Anyway, you would think that would be like a full evening with all the nature and stuff, but no! We got back on the jet and flew back to Austin, went home and got all cute, I had something called "cow paddy" on Choos. That did not smell so good. Anyway, we got all cute again and went out to the bar. Rhett was looking at my outfit and he goes, "I love your little outfit! You look sexy! How did you put that together? Did you do that all by yourself?" And I was all, "Yes. I was thinking about hiring a stylist, but this outfit is so good, I might not." Rhett goes, "You don't need one. You could be one!" I was all, "!" Maybe I'll do that! I mean, that's basically what this blog is for, to like help people be awesomer and that's what a stylist does. The only problem is that I hate to work.
It's Splash Weekend, as I think I already wrote about, and the gays love me. I don't really know why except that I'm so fabulous. Anyway, it sure was confusing because, I looked awesome, and everytime I turned around someone was touching me or my Versace dress - silk - anyway, it was girls usually! I was like, "This is a gay bar. You aren't a guy." I think those girls are sad that just hang around gay bars and try to look like boys. I wanted to say, "They will never sleep with you because you are a girl." It was totally weird but most of those girls were kissing other girls by the end of the night! That is crazy! If they wanted to be with other girls, why are they at a gay bar!? "!"
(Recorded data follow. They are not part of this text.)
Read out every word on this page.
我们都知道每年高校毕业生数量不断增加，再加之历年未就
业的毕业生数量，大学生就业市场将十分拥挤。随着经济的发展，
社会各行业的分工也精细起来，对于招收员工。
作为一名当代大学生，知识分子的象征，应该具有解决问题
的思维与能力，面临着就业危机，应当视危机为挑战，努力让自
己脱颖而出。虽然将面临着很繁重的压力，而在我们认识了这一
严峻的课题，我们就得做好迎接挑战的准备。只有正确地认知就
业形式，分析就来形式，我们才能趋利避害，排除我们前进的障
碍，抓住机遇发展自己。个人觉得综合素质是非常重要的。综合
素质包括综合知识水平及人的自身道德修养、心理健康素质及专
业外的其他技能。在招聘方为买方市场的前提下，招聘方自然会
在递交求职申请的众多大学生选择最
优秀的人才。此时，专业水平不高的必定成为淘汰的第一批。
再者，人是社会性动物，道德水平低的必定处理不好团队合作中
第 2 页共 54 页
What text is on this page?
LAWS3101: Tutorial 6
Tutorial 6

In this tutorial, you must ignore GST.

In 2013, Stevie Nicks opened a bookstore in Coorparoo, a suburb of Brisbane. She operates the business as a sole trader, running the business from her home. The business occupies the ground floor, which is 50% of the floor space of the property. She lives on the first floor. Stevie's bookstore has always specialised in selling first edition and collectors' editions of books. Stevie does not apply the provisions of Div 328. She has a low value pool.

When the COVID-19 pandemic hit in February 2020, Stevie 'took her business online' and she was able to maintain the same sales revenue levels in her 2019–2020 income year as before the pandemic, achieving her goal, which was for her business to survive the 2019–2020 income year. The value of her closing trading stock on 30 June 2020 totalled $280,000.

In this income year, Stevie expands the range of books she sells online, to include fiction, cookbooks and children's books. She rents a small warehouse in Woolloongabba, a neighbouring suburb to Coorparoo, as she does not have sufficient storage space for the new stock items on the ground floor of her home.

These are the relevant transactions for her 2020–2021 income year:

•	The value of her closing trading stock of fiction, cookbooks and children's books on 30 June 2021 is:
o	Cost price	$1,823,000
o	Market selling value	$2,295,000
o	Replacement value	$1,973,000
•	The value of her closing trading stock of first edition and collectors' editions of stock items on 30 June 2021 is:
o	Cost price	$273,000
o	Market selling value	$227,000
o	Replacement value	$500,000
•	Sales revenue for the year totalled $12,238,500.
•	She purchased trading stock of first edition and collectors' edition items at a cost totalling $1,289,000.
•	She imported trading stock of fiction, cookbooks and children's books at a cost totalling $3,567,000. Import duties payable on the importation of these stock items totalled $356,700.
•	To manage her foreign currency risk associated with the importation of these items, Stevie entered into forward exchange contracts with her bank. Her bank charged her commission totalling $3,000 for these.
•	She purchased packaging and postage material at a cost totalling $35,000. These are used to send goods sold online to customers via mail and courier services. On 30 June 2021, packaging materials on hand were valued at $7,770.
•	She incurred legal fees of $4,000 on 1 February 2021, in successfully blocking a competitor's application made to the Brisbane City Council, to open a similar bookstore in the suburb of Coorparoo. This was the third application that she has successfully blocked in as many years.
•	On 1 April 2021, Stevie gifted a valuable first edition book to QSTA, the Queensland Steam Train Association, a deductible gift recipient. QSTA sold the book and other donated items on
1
Anyway we were hilarious and we saw all sorts of people we know and that was fun. Later on, after the bar closed, we were standing outside chatting and Rhett started playing one of our favorite games called, "Hi! How are you? It's good to see you again!" I love that game. Anyway we had a fabulous contestant named Steve. He was really good at it. He and Rhett really hit it off and they were chatting and then Steve's friends came over and they were so cute! Chris and Andy! I was loving them - what up, Chris and Andy!? - we talked to them for a like a hour. I was a little hurt that they only wanted Rhett's number, but I guess they were scared to ask me because I think mostly famous people don't give out their numbers except to other famous people, so nonfamous people don't even ask anymore. I wasn't mad or anything. By the time I dropped Rhett off at the estate and I got back to The Compound it like 5:00 or something! Gus was already up! I was like, "Hi! How are you? It's good to see you again!" but you can't really play with people you know or else it's not hilarious. He was like, "Are you just coming home?" And I was like, "Yes! I am exhausted from being so fabulous." So he was like, "Go to bed. You are still sick, crazy girl." So I did and I just woke up and he made me a waffle and my life is like perfect.